Internet is taking over from PCs as chip industry driver, say observers
semibiznews.com
A service of Semiconductor Business News, CMP Media Inc. Story posted 5:30 p.m. EST/2:30 p.m., PST, 6/9/99
By Jack Robertson
REDWOOD CITY -- At the Semiconductor Industry Association's release Tuesday of its semiannual chip industry forecast, Wilfred Corrigan, chairman of LSI Logic Corp., pointed to the exploding growth of the Internet market as supplanting the PC as the main driver for semiconductor sales (see June 8 story).

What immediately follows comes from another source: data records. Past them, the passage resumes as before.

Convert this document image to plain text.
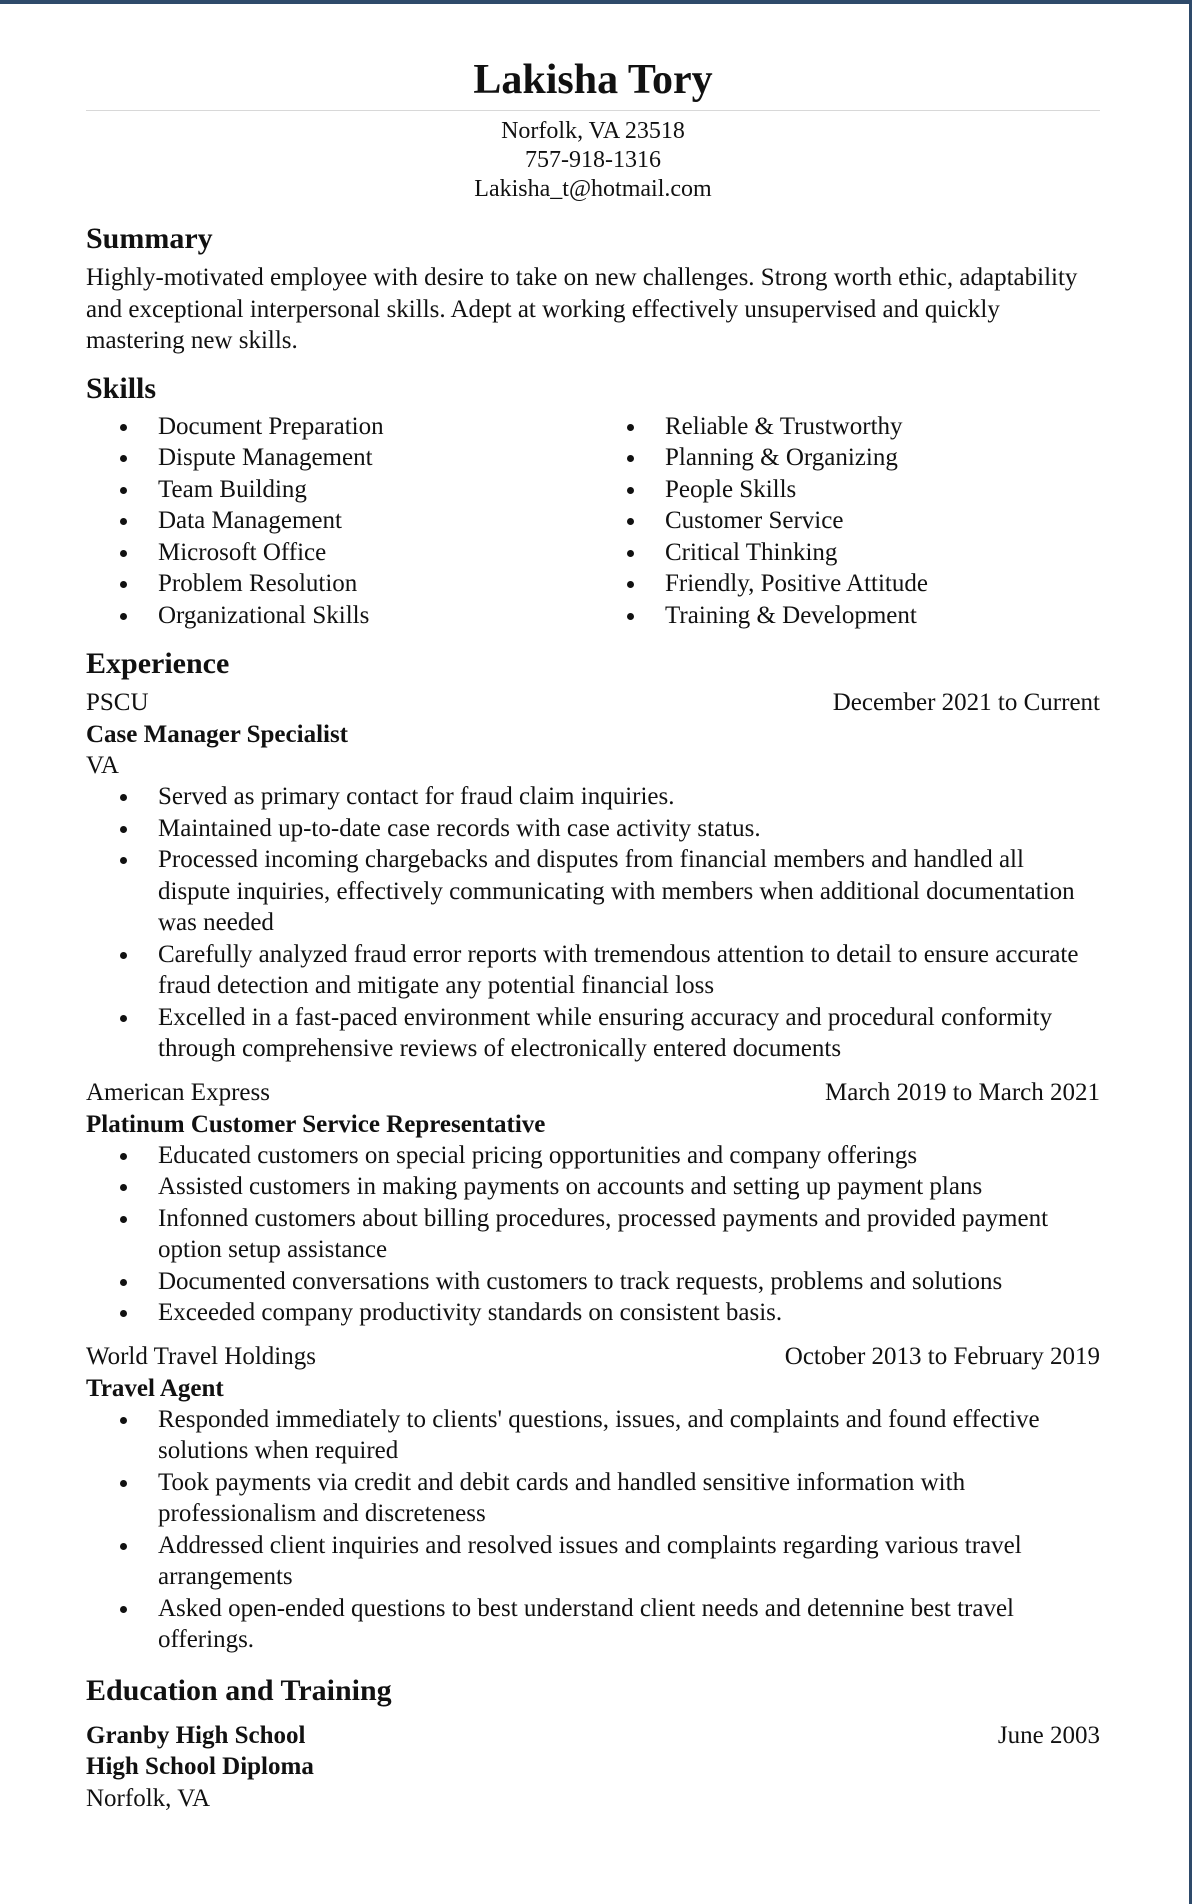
Lakisha Tory
Norfolk, VA 23518
757-918-1316
Lakisha_t@hotmail.com
Summary
Highly-motivated employee with desire to take on new challenges. Strong worth ethic, adaptability and exceptional interpersonal skills. Adept at working effectively unsupervised and quickly mastering new skills.
Skills
Document Preparation
Dispute Management
Team Building
Data Management
Microsoft Office
Problem Resolution
Organizational Skills
Reliable & Trustworthy
Planning & Organizing
People Skills
Customer Service
Critical Thinking
Friendly, Positive Attitude
Training & Development
Experience
PSCU	December 2021 to Current
Case Manager Specialist
VA
Served as primary contact for fraud claim inquiries.
Maintained up-to-date case records with case activity status.
Processed incoming chargebacks and disputes from financial members and handled all dispute inquiries, effectively communicating with members when additional documentation was needed
Carefully analyzed fraud error reports with tremendous attention to detail to ensure accurate fraud detection and mitigate any potential financial loss
Excelled in a fast-paced environment while ensuring accuracy and procedural conformity through comprehensive reviews of electronically entered documents
American Express	March 2019 to March 2021
Platinum Customer Service Representative
Educated customers on special pricing opportunities and company offerings
Assisted customers in making payments on accounts and setting up payment plans
Infonned customers about billing procedures, processed payments and provided payment option setup assistance
Documented conversations with customers to track requests, problems and solutions
Exceeded company productivity standards on consistent basis.
World Travel Holdings	October 2013 to February 2019
Travel Agent
Responded immediately to clients' questions, issues, and complaints and found effective solutions when required
Took payments via credit and debit cards and handled sensitive information with professionalism and discreteness
Addressed client inquiries and resolved issues and complaints regarding various travel arrangements
Asked open-ended questions to best understand client needs and detennine best travel offerings.
Education and Training
Granby High School	June 2003
High School Diploma
Norfolk, VA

"Electronic commerce alone will be a huge driver, growing from $123 billion in 2000 to $400 billion in 2002," he said. "It will take an immense growth in Internet infrastructure to support e-commerce, which will lead the Internet to become the primary driver of the semiconductor market," the LSI chieftain said.
Corrigan told the SIA's mid-year gathering that the Internet's growth will fuel chip sales in all sectors of the electronic industry, especially communications and consumer electronics, as well as continuing to strengthen the PC market.

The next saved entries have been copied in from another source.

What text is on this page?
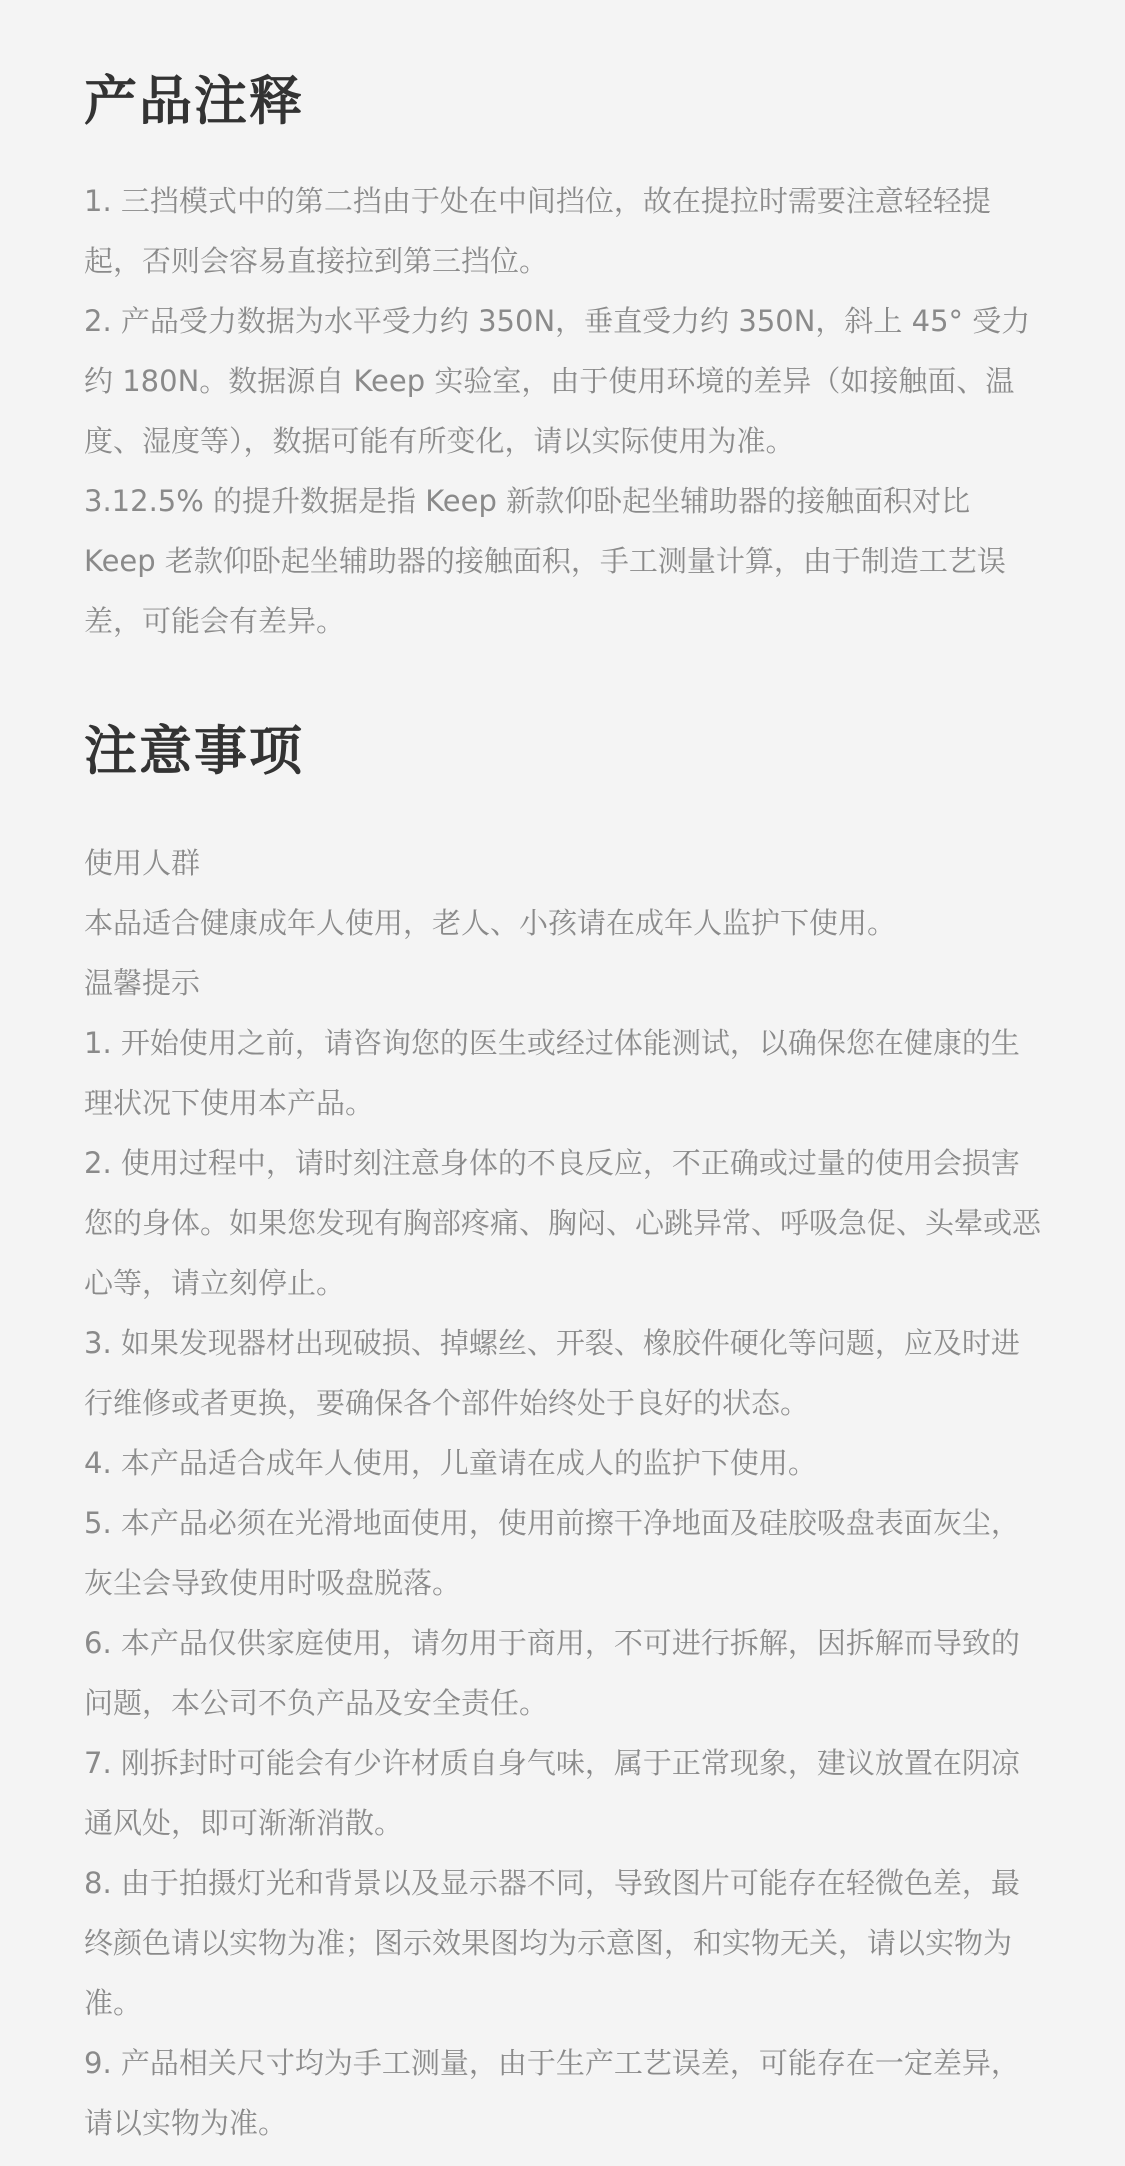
产品注释

1. 三挡模式中的第二挡由于处在中间挡位，故在提拉时需要注意轻轻提起，否则会容易直接拉到第三挡位。

2. 产品受力数据为水平受力约 350N，垂直受力约 350N，斜上 45° 受力约 180N。数据源自 Keep 实验室，由于使用环境的差异（如接触面、温度、湿度等），数据可能有所变化，请以实际使用为准。

3.12.5% 的提升数据是指 Keep 新款仰卧起坐辅助器的接触面积对比 Keep 老款仰卧起坐辅助器的接触面积，手工测量计算，由于制造工艺误差，可能会有差异。

注意事项

使用人群

本品适合健康成年人使用，老人、小孩请在成年人监护下使用。

温馨提示

1. 开始使用之前，请咨询您的医生或经过体能测试，以确保您在健康的生理状况下使用本产品。

2. 使用过程中，请时刻注意身体的不良反应，不正确或过量的使用会损害您的身体。如果您发现有胸部疼痛、胸闷、心跳异常、呼吸急促、头晕或恶心等，请立刻停止。

3. 如果发现器材出现破损、掉螺丝、开裂、橡胶件硬化等问题，应及时进行维修或者更换，要确保各个部件始终处于良好的状态。

4. 本产品适合成年人使用，儿童请在成人的监护下使用。

5. 本产品必须在光滑地面使用，使用前擦干净地面及硅胶吸盘表面灰尘，灰尘会导致使用时吸盘脱落。

6. 本产品仅供家庭使用，请勿用于商用，不可进行拆解，因拆解而导致的问题，本公司不负产品及安全责任。

7. 刚拆封时可能会有少许材质自身气味，属于正常现象，建议放置在阴凉通风处，即可渐渐消散。

8. 由于拍摄灯光和背景以及显示器不同，导致图片可能存在轻微色差，最终颜色请以实物为准；图示效果图均为示意图，和实物无关，请以实物为准。

9. 产品相关尺寸均为手工测量，由于生产工艺误差，可能存在一定差异，请以实物为准。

He went on to describe how much of the focus on the use of the Internet is reflected by the valuations of "dot com" companies. These valuations, he said, are predictors of the continuation of Internet traffic growth that will demand growth of the communiuciations infrastructure. "The electronic highway is paved with silicon chips," he said--a sentiment echoed today by Intel CEO Craig Barrett in announcing his company's revived plans to build a 300-mm fab in Hillsboro, Ore. (see today's story).

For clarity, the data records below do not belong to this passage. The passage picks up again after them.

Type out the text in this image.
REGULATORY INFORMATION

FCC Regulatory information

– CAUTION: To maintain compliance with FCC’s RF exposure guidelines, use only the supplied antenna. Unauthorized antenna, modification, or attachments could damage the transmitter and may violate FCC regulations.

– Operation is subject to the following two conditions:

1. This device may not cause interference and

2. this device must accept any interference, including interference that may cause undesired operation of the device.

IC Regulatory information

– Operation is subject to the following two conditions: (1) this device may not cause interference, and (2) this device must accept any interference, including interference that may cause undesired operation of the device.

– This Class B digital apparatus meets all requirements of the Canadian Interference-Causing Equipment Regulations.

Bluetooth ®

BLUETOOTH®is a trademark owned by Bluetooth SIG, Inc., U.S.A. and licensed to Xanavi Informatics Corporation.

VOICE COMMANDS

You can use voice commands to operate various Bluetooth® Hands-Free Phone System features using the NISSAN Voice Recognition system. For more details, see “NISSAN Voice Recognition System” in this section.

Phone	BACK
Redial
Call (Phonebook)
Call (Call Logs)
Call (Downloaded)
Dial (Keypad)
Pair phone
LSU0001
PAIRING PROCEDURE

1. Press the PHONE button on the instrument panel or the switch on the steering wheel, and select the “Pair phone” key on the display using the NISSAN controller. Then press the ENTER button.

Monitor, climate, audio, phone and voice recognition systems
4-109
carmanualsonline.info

The supplanting of PCs as the primary market driver for chips was also predicted Tuesday at the Advanced Reticles Symposium in San Jose (see June 8 story). Klaus-Dieter Rinnen, principal analyst with Dataquest, the San Jose-based market researcher, pointed to the boom in communications, especially in wireless handsets, as eventually topping PCs as the spur for chip sales
Rinnen said the trend is already well underway. He cited the decline of the PC portion of the chip market, which dropped to 26.7% in 1998 from 31.8% in 1997, according to Dataquest. He said the decline came at the hands of a communications equipment market that grew to 17.7% last year from 16.4% the year before.